The sight of snow to a firefighter might normally mean rest and quiet, however Melbourne Fire Brigade’s Trevor Evans is wringing his hands at the thought.
On Monday the 58-year-old operational firefighter left Walhalla leading his expedition of other emergency services staff and family members to walk the nearly 700 kilometres of the Australian Alps Walking Track.
“There’s been so much snow late in the season. It’s unexpected. It’s scaring us,” Mr Evans told The Express last week.
A last minute purchase of snow shoes will add to the 20 to 25-kilogram packs on the backs of the walking party as they ascend over Mount Hotham and Mount Kosciusko and arrive in the Namadgi National Park in the Australian Capital Territory.
“I noticed on top of Mount Erica after doing a food drop … there’s a real crust of at least a foot of snow across the plateau. You sink right into the snow with every step,” the Gembrook resident said.
The walkers are relying on Parks Victoria’s Kerryn McTaggart to navigate the group through unmarked, wilderness sections of the trail “where expert navigation is essential”.
Mr Evans is the only one in his group who has hiked any sections of the Australian Alps Walking Trail, and he said for most of the team, this would be the first time they’d hiked and camped more than three or four days at a time.
He’s naturally concerned about blisters and the extreme test of endurance of the trek, so they have decided to fast-track it to 34 days to allow Dr McTaggart to be back at work by mid-November.
“The rate of travel that we have committed to means we will be ascending between 900 and 1000 metres per day,” Mr Evans said. “It will be a disaster if any of our food drops are missing.

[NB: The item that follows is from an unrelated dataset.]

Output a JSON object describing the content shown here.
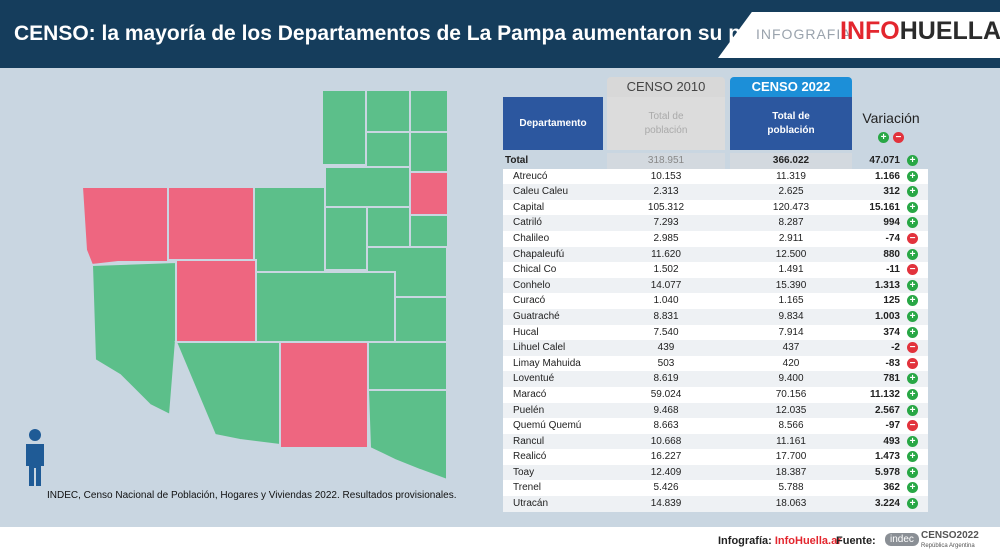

“We’ve hidden most of them in the bush and if any rodents get into them or any other humans find them and think they need them more than us, we will be in big trouble.”
Mr Evans’ motivation to take on such a feat is to help increase the standard of education for Indigenous people.
“It is just very clear that our Indigenous brothers and sisters are having terrible struggles with attaining an education level that will sustain them through life,” he said.
“The Cathy Freeman Foundation focuses on providing scholarships and solid education for many, many thousand Indigenous children who otherwise do not receive it.”